Not talking about the rest of the money needed. Our maximum grant is $7,000; many projects take way more than that. If you ask us for $7,000 toward a $20,000 project, give some indication where the remaining $13,000 will come from. If you have plans to raise the money elsewhere, mention them. If you will have to split the project into phases and do only part of it this year, explain that. If you have pledges from local people to contribute once the starting funds are raised, state that (and how much). If you plan to start a local fundraising drive once you get our Grant to start the project, explain that. But don't just leave off any mention of the remaining money needed. We want to invest in projects that will actually get built, not mentioning the rest of the money needed makes us nervous.

Asking again too soon. Once an organization gets a Grant, we won't give them one again until 3 years later. That means if you applied in Oct, 2006 for a grant, and received one, you can't apply again until Oct, 2009. If you apply earlier than that, we won't even consider your application.

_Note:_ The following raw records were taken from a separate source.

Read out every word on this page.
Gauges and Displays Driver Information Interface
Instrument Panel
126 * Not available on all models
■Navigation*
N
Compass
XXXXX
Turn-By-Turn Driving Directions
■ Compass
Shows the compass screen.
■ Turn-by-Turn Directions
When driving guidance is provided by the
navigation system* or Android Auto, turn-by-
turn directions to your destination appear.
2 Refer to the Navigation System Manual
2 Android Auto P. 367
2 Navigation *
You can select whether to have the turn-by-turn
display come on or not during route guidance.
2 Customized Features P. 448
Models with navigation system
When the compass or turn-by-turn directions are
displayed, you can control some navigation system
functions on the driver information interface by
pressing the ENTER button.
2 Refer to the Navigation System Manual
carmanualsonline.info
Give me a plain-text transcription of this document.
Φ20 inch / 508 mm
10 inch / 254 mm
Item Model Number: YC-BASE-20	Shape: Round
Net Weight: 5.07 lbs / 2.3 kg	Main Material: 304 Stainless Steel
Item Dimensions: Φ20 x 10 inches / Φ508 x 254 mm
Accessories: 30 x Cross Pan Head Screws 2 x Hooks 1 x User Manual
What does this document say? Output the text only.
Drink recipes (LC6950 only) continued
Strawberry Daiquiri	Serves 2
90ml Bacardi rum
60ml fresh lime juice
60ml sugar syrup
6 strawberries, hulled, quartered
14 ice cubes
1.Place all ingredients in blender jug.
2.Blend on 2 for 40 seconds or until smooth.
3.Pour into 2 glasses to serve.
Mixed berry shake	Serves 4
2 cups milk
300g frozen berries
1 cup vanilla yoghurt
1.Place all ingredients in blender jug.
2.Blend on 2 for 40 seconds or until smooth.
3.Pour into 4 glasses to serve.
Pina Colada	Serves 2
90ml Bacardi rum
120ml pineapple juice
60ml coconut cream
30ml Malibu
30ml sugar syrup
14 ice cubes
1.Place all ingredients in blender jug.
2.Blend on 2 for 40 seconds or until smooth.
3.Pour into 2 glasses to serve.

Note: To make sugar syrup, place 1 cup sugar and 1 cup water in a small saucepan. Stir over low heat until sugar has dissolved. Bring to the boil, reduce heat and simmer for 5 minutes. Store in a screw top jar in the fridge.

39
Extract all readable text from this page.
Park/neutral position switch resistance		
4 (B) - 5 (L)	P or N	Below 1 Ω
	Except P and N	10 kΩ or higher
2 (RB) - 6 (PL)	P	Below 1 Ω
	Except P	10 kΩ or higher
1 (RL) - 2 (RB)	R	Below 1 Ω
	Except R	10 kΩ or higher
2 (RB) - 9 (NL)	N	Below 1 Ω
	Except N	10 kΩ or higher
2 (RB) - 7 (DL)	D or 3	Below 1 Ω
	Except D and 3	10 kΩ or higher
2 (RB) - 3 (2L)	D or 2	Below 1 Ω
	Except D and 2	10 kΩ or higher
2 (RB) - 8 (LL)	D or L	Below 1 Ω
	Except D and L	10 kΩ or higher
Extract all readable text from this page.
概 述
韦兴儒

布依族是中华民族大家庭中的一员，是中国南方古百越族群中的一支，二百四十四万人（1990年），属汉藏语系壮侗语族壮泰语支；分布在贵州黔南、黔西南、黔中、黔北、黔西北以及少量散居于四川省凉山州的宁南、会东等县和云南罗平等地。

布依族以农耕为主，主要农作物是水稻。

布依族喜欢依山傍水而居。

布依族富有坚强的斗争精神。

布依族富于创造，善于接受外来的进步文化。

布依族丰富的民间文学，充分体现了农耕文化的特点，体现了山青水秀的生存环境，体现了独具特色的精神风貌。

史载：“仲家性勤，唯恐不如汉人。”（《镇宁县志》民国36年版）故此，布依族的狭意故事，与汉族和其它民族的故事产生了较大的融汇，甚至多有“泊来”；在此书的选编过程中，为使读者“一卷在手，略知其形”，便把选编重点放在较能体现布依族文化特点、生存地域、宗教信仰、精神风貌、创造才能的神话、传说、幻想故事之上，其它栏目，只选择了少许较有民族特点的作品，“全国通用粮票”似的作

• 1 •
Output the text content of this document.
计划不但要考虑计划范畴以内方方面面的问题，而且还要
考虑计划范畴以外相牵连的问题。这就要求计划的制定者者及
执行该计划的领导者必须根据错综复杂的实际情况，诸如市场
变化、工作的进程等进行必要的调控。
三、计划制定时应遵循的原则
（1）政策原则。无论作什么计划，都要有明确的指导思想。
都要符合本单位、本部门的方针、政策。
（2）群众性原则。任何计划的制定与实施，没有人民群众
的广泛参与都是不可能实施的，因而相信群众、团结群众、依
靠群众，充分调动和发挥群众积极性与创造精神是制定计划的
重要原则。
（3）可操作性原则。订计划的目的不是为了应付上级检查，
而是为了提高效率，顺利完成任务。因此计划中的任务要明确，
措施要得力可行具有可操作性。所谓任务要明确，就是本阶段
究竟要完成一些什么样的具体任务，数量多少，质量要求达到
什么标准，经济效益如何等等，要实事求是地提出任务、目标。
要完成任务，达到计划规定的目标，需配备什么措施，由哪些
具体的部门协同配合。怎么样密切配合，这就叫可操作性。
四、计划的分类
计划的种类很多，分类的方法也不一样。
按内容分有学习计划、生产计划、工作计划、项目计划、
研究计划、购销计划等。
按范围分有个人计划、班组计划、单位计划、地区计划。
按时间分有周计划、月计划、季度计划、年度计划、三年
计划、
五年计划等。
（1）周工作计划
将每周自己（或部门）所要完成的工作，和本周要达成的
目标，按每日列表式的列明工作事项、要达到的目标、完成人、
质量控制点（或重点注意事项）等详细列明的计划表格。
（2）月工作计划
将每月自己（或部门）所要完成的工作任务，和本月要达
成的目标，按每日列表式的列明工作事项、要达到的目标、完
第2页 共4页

Finally, don't count too much on our money. Each year, we get several dozen grant applications, asking for a 3-4 times as much money as the total we have to give. We have to choose between all these proposals. So each year we have to leave out several worthwhile projects, or give projects only part of the money they asked for, or only match the amount of money they can raise locally. So think about that, and make some plans for this situation. What would you do if we can only fund part of the project? -- can you do that part alone, or can you raise the rest of the money needed for the whole project? Or what if we could match up to half the money needed, provided you raised the other half -- could your club do that?